Chambre des représentants – Commission de l’Infrastructure Réunion du 13 janvier 2016 – Extrait du compte rendu intégral (CRIV 54 – COM0310)

17 Question de M. Benoit Hellings à la ministre de la Mobilité, chargée de Belgocontrol et de la Société Nationale des Chemins de fer Belges, sur « l’arrêt de la cour d’appel de Bruxelles concernant le plan Wathelet et ses conséquences pour la mise en oeuvre de la future ‘vliegwet' » (n° 8122)

17.01 Benoit Hellings (Ecolo-Groen): Monsieur le président, madame la ministre, le 17 décembre dernier, la cour d’appel de Bruxelles rendait un arrêt déclarant irrecevable le recours incident introduit à votre initiative contre l’ordonnance du 31 juillet 2014 annulant la sixième phase du plan dit Wathelet.

Pour rappel, le juge de première instance avait considéré que l’instruction du 15 mars 2012 à l’origine du plan Wathelet était bien un plan au sens de la loi « plans et programmes » du 13 février 2006 et que, en tant que tel, ce plan aurait dû être soumis à une consultation du public. La requête d’appel introduite au nom de l’État belge contestait ce point du jugement et demandait de revoir celui-ci.

En déclarant irrecevable la demande de l’État belge, la cour d’appel confirme que le législateur est contraint de consulter la population s’il envisage de créer ou de modifier des routes aériennes. Cet arrêt rejoint l’avis adressé le 9 septembre 2015 par la DGTA qui indique que « l’ensemble des procédures aériennes que le gouvernement entend annexer à la loi de procédures devrait faire l’objet d’une étude d’impact environnemental et d’une concertation du public préalable ».

Madame la ministre, quelles conclusions tirez-vous de cet arrêt de la cour d’appel? Quelles seront concrètement les conséquences sur le projet de vliegwet, laquelle prévoit de fixer en annexe les routes aériennes qui seront d’application lorsque la loi entrera en vigueur? Prévoyez-vous de soumettre à la consultation du public des trois Régions les routes aériennes qui figureront dans l’annexe 1 du projet que nous avons été appelé à consulter il y a maintenant quelques mois? Comme votre projet de vliegwet sera prochainement finalisé, quand envisagez-vous la mise en oeuvre de la concertation publique qui vous est imposée par votre administration et par la jurisprudence?

17.02 Jacqueline Galant, ministre: Monsieur Hellings, la cour d’appel n’a statué que sur la forme (motifs procéduraux). L’appel incident de l’État a été considéré comme irrecevable. La cour d’appel n’a donc abordé aucune des questions de fond du litige.
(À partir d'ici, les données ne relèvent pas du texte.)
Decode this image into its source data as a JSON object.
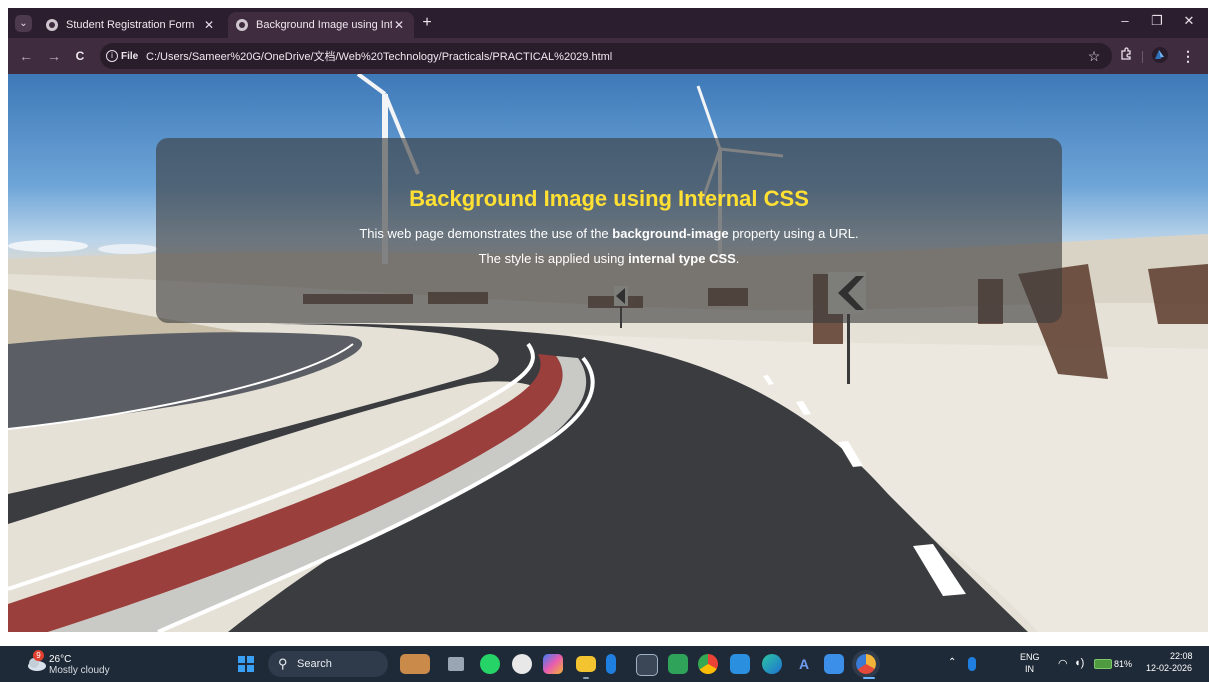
{
  "browser": {
    "tabs": [
      {
        "title": "Student Registration Form",
        "active": false
      },
      {
        "title": "Background Image using Intern",
        "active": true
      }
    ],
    "new_tab": "+",
    "window_controls": {
      "minimize": "–",
      "restore": "❐",
      "close": "✕"
    },
    "nav": {
      "back": "←",
      "forward": "→",
      "reload": "C"
    },
    "site_info_label": "File",
    "url": "C:/Users/Sameer%20G/OneDrive/文档/Web%20Technology/Practicals/PRACTICAL%2029.html",
    "toolbar_icons": [
      "star-icon",
      "extensions-icon",
      "profile-icon",
      "menu-icon"
    ]
  },
  "page": {
    "heading": "Background Image using Internal CSS",
    "line1": {
      "before": "This web page demonstrates the use of the ",
      "bold": "background-image",
      "after": " property using a URL."
    },
    "line2": {
      "before": "The style is applied using ",
      "bold": "internal type CSS",
      "after": "."
    },
    "colors": {
      "heading": "#ffe033",
      "panel": "rgba(60,60,60,0.62)"
    }
  },
  "taskbar": {
    "weather": {
      "badge": "9",
      "temp": "26°C",
      "desc": "Mostly cloudy"
    },
    "search_label": "Search",
    "apps": [
      "widgets-icon",
      "task-view-icon",
      "whatsapp-icon",
      "chatgpt-icon",
      "copilot-icon",
      "file-explorer-icon",
      "bluetooth-icon",
      "terminal-icon",
      "photos-icon",
      "chrome-icon",
      "vscode-icon",
      "edge-icon",
      "arc-icon",
      "gallery-icon",
      "chrome-canary-icon"
    ],
    "tray": {
      "lang_top": "ENG",
      "lang_bottom": "IN",
      "battery": "81%",
      "time": "22:08",
      "date": "12-02-2026"
    }
  }
}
L’ordonnance de référé du tribunal de première instance de Bruxelles du 31 juillet 2014 est, selon l’État belge, partie erronément du postulat qu’une instruction est un plan au sens de la loi du 13 février 2006. Cette position a pour conséquence une incohérence dans les délais d’exécution. En effet, l’État s’est vu imposer la mise en place de nouvelles routes dans un délai de trois mois. Or, la durée moyenne d’une consultation du public est estimée entre six et douze mois.
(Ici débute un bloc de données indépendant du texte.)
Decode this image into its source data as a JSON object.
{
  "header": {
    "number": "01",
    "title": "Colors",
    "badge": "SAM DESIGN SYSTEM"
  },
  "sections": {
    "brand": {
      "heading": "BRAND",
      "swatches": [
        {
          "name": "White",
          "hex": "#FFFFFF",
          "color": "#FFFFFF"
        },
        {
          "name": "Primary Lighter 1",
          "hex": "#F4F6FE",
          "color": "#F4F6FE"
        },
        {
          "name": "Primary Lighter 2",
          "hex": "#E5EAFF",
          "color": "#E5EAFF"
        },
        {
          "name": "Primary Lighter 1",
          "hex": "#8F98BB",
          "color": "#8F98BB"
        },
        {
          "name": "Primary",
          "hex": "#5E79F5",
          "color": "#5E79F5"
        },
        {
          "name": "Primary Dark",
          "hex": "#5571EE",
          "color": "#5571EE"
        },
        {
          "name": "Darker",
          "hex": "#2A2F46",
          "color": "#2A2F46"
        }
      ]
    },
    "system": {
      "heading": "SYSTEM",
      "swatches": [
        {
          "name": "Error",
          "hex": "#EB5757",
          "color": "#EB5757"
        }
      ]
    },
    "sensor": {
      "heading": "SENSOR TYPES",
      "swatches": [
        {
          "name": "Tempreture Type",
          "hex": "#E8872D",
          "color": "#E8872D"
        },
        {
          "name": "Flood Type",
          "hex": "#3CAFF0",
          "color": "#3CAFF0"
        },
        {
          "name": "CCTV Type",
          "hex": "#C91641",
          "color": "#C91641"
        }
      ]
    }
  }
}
La question doit, par conséquent, être préalablement vidée au fond.

En ce qui concerne l’impact du projet de loi, je demande de ne pas tenir compte de la version fuitée dans la presse, celle-ci ayant fortement évolué depuis juillet. Je rappelle qu’il s’agissait d’un document de travail toujours en discussion et non finalisé. Il doit avant tout être débattu dans la sérénité avec les partenaires du gouvernement. La question de la consultation publique sera respectueuse de la législation belge et européenne en la matière.

17.03 Benoit Hellings (Ecolo-Groen): Madame la ministre, je vous remercie pour votre réponse. Pour ce qui est de la concertation avec les Régions et donc l’établissement d’un accord de coopération pour garantir la fiabilité et la viabilité de votre vliegwet, la consultation et la concertation avec le public des trois Régions sont nécessaires.

En l’absence de concertation avec les Régions et le public, vous risquez, devant la Cour constitutionnelle, de voir la loi, à laquelle vous travaillez intensément depuis quelques semaines, annulée par la Cour. Ce serait dommage sur un dossier aussi sensible.